Numerous incidents of this sort have occurred across the whole of the UK in recent years – there was, for example, “the best ever sighting of a big cat in Pembrokeshire” – just a few weeks ago.
The 2010 sighting in the Campsies was particularly interesting, given the trustworthiness of the person who reported it. He was Dr Bob Sharp, a retired departmental head at Strathclyde University and former leader of the Lomond mountain rescue team – not a man prone to fabrication or fantasy, and one well trained in on-hill observation.
Sharp is convinced he met a brown puma-type mountain lion on the northern slopes of Meikle Bin on 22 April, 2010 – and his claim has now received corroboration, as there has been a sighting of a similar-looking creature less than three miles away.
Valerie Currie, 45, is a social care worker. On the afternoon of Saturday, 19 January, she and her husband David – a joiner aged 49 – drove to the Campsies from their home in Balfron to take their dogs for a walk.
They parked in a layby a mile or so south of the summit of the B822 Crow Road, from where they walked up Holehead, the hill on the west side of the road that now has a weather-radar “golfball” on its summit.
Visibility was good and “it was just starting to go a bit dusky” as the Curries returned to their car – parked on the east side of the road – at 4:45pm. They got the dogs back in the car, then followed suit, and it was at this point that Valerie reports her husband having said something like: “Oh my God, what’s that?”
David at first thought it was “the double of a lioness”, whereas to Valerie it looked more like a puma or mountain lion – a likeness which she was later able to confirm from looking at pictures online. A fawn/beige colour, the creature was about 100 yards from their car, “just walking at the edge of the wood”.
The Curries could only see the upper part of its body – not its feet, just its head, back and tail, which was about two feet long, sticking out behind it and upturned at the end. Valerie is absolutely sure it wasn’t a fox, dog, domestic cat or deer.

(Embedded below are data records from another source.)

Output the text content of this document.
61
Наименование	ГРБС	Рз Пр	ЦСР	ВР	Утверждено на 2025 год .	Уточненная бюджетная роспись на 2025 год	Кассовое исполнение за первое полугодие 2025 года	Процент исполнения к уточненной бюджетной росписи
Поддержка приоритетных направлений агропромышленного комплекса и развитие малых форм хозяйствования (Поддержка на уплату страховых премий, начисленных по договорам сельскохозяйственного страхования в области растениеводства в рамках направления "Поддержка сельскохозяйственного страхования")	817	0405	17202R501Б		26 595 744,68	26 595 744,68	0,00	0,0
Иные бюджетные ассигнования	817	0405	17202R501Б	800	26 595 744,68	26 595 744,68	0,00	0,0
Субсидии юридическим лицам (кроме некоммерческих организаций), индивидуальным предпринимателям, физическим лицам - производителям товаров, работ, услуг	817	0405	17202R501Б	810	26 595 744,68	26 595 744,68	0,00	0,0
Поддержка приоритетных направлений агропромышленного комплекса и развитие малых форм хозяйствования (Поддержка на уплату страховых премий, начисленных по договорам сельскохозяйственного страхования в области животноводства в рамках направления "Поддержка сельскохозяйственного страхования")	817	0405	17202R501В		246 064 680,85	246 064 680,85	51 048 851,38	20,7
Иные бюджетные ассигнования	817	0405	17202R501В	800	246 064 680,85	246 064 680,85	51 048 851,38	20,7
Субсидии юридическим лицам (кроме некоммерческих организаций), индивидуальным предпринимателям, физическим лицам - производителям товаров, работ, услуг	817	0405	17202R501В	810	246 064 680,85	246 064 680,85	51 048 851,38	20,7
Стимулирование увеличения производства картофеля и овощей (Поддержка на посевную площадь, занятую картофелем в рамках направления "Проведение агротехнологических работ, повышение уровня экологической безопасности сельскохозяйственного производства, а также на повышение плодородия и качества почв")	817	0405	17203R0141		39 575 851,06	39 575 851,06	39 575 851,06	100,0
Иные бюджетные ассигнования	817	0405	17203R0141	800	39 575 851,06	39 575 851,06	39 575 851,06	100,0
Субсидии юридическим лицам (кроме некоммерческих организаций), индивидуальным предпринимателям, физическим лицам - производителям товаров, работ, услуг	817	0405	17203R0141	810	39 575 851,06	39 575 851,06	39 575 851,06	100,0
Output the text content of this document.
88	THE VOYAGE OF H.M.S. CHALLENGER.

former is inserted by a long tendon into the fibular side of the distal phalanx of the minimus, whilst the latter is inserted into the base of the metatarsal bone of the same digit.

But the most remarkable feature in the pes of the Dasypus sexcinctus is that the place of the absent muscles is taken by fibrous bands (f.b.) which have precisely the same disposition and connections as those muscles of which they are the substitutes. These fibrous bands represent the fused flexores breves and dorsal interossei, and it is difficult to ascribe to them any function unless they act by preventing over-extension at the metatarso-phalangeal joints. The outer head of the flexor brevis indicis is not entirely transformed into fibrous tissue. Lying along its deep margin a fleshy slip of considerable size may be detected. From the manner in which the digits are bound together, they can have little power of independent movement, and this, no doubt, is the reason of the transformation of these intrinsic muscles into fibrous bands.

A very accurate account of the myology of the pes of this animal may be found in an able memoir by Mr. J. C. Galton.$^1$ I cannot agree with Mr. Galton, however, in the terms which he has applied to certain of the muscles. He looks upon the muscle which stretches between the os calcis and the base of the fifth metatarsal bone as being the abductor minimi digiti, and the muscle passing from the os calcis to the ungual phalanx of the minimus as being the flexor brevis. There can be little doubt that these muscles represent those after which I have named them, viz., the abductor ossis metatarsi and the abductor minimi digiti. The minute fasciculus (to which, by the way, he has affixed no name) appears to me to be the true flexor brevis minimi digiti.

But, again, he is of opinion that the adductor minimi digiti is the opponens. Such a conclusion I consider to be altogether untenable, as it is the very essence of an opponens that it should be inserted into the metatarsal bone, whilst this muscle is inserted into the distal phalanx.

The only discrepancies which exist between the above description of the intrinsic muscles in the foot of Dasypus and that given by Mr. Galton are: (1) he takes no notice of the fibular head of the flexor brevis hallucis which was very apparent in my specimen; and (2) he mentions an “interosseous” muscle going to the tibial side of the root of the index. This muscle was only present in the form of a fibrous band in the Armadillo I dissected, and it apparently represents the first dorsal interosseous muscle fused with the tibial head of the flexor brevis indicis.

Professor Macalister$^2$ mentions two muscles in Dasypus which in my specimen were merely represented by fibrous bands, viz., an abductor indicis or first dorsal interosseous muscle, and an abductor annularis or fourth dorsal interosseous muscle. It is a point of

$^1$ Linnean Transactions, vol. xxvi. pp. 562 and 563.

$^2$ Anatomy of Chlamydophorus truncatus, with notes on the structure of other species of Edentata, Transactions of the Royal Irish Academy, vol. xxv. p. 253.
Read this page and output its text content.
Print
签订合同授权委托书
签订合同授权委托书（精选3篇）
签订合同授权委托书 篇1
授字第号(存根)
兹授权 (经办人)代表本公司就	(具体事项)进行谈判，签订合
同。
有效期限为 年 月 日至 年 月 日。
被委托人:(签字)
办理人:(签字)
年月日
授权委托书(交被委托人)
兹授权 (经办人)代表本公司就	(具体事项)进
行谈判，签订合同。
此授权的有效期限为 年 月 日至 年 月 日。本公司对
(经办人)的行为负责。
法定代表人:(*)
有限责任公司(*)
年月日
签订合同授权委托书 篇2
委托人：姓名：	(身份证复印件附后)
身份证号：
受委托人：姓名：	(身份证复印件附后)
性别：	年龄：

“We were mesmerised,” she said. They weren’t scared – and the dogs didn’t show any signs of being bothered – as the creature walked away for about ten seconds before turning round to look at them. It then disappeared into the trees.
They drove back up the next day to look for tracks, “but the ground was too mossy”. A couple more return visits have been made, again with no further sightings or discoveries. “I wondered if it might have been something released after the Dangerous Animals Act came in,” Valerie said, “but that was back in 1976. It’s ideal country for it – it’s not an overpopulated area, you can get right through to Kilsyth without seeing anyone.”
The Curries have lived in Balfron for 20 years, and before that in Strathblane, so are familiar with this part of the country. But in all that time they had never previously seen anything like this, nor have any of their friends.
In trying to identify what it was they saw, Valerie Currie came across The Caledonian Mercury’s report of Bob Sharp’s sighting, and got in touch with him to compare notes. Although the recent sighting was a couple of hundred metres lower in altitude than Dr Sharp’s encounter, the linear distance involved is only between two and three miles across a mixture of commercial forestry plantation and open country.
It appears quite possible that the same creature was spotted both times, something which Dr Sharp believes could well be the case. “Her description matched my own to the letter,” he said, when asked about the recent incident.
Valerie Currie, like Bob Sharp before her, would be interested to hear of other sightings in the area or beyond. “I feel quite privileged to have seen it,” she said.